Sunday, December 14, 2008

Leif's Third Christmas 1977 - Furth, Germany - Almost 3 years old



After our year in Charlottesville, Virginia, we were stationed in Fuerth, Germany, right next to Nurnberg, and Peter W. was the Officer in Charge of the U.S. Army's Nurnberg Law Center. We lived in an army housing area that no longer exists, in a first floor apartment. The building had three floors and there were six apartments in our stairwell. There was a very large area behind the building, surrounded by other apartment buildings like ours, that was the kids' playground.

Leif's best friend was a girl named Katie who lived in the next building. She had one blind eye because her brother had accidentally shot one of her eyes with a BB from an air gun.

Leif was two-and-a-half the summer we moved to Furth, and we lived there just one year. He attended the Happy Time Montessori Preschool.

That year, one of the organizations offered a service on St. Nikolaus Day, December 6th, where St. Nikolaus would come to one's home and visit the kids. I believe they requested a donation for a service organization. We decided that would be fun for the boys.

The evening of December 6th, the doorbell rang and there was St. Nikolaus, dressed like the German Nikolaus, not like the bearded American Santa, but similar enough that any kid should have known who it was.
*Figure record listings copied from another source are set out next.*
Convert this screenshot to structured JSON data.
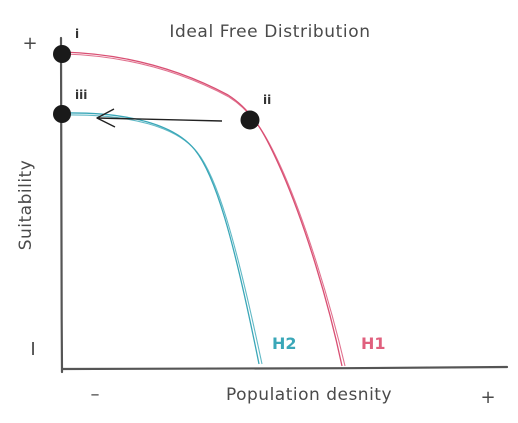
{
  "title": "Ideal Free Distribution",
  "y_axis_label": "Suitability",
  "x_axis_label": "Population desnity",
  "y_ticks": {
    "high": "+",
    "low": "I"
  },
  "x_ticks": {
    "low": "–",
    "high": "+"
  },
  "points": [
    {
      "label": "i"
    },
    {
      "label": "ii"
    },
    {
      "label": "iii"
    }
  ],
  "curves": [
    {
      "label": "H1",
      "color": "#d94f73"
    },
    {
      "label": "H2",
      "color": "#3aa7b8"
    }
  ],
  "colors": {
    "axis": "#555555",
    "point": "#1a1a1a",
    "arrow": "#222222"
  }
}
However, as I said in my earlier post, a lot of young children are scared of Santa, and Leif turned out to be one of them. He took one look at St. Nick and ran screaming to a big upholstered chair in the living room and tried to hide.

St. Nick tried to talk with him but Leif wasn't responding well. We tried talking to Leif and encouraging him to be friendly. Nothing doing. He was crying. Peter A. showing brotherly concern and trying to let Leif see that St. Nick wasn't hurting him any, but that didn't help either.
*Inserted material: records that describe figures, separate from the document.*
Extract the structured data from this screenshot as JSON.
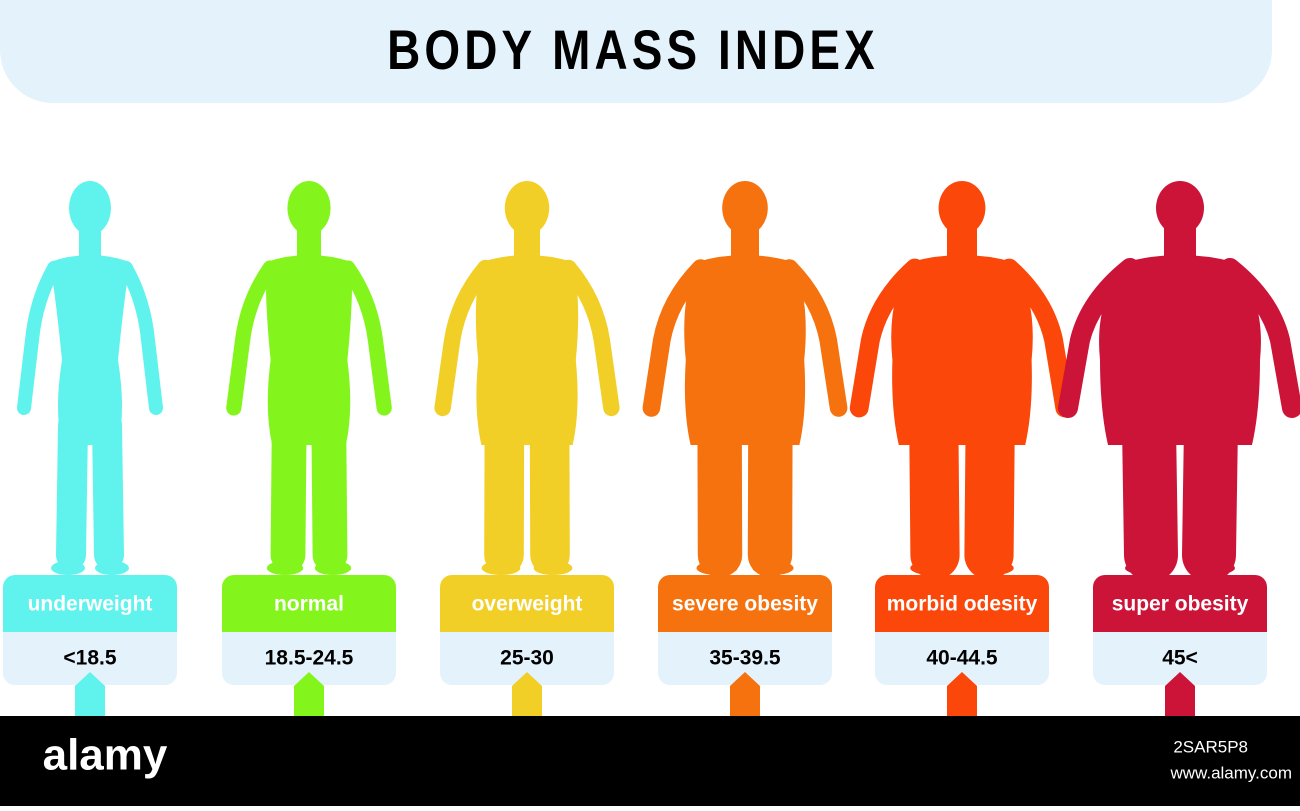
{
  "title": "BODY MASS INDEX",
  "categories": [
    {
      "label": "underweight",
      "range": "<18.5",
      "color": "#60f3ee"
    },
    {
      "label": "normal",
      "range": "18.5-24.5",
      "color": "#84f51c"
    },
    {
      "label": "overweight",
      "range": "25-30",
      "color": "#f2cf26"
    },
    {
      "label": "severe obesity",
      "range": "35-39.5",
      "color": "#f5720f"
    },
    {
      "label": "morbid odesity",
      "range": "40-44.5",
      "color": "#fb4709"
    },
    {
      "label": "super obesity",
      "range": "45<",
      "color": "#cc1439"
    }
  ],
  "footer": {
    "brand": "alamy",
    "image_id": "2SAR5P8",
    "url": "www.alamy.com"
  }
}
St. Nick didn't give up. He finally got down on the floor, so he was at Leif's height in the chair, and talked to him. Eventually, he got Leif to turn around and give him a hug. That's what you see in the photo above.
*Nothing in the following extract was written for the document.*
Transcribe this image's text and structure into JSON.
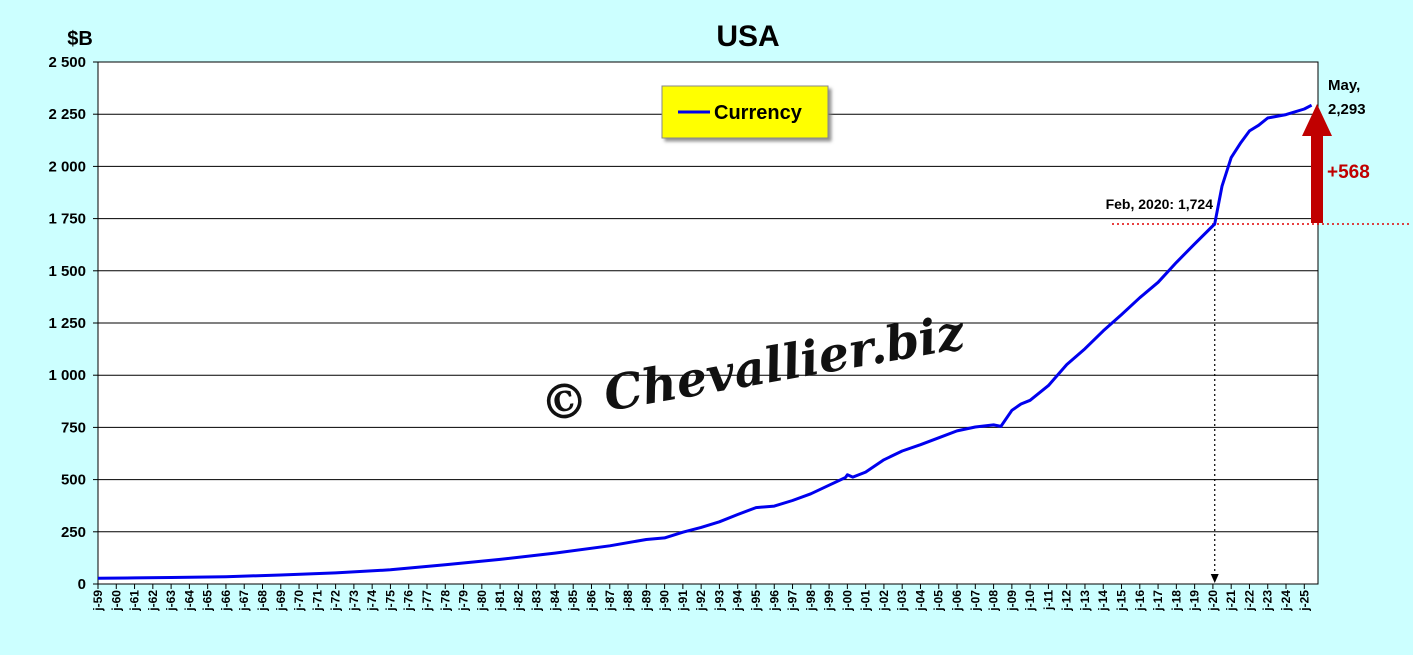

St. Nick was played by an army sergeant, and I no longer remember his name, but I do know that he had kids of his own and he was really good with Leif. Leif never told us why he was so frightened of him.

The other photo is of Leif playing with some of his Christmas toys on Christmas Eve, on the rug in the living room of of quarters there. So many of our Christmases were just the four of us, like this one, but we had a good time and a lot of love.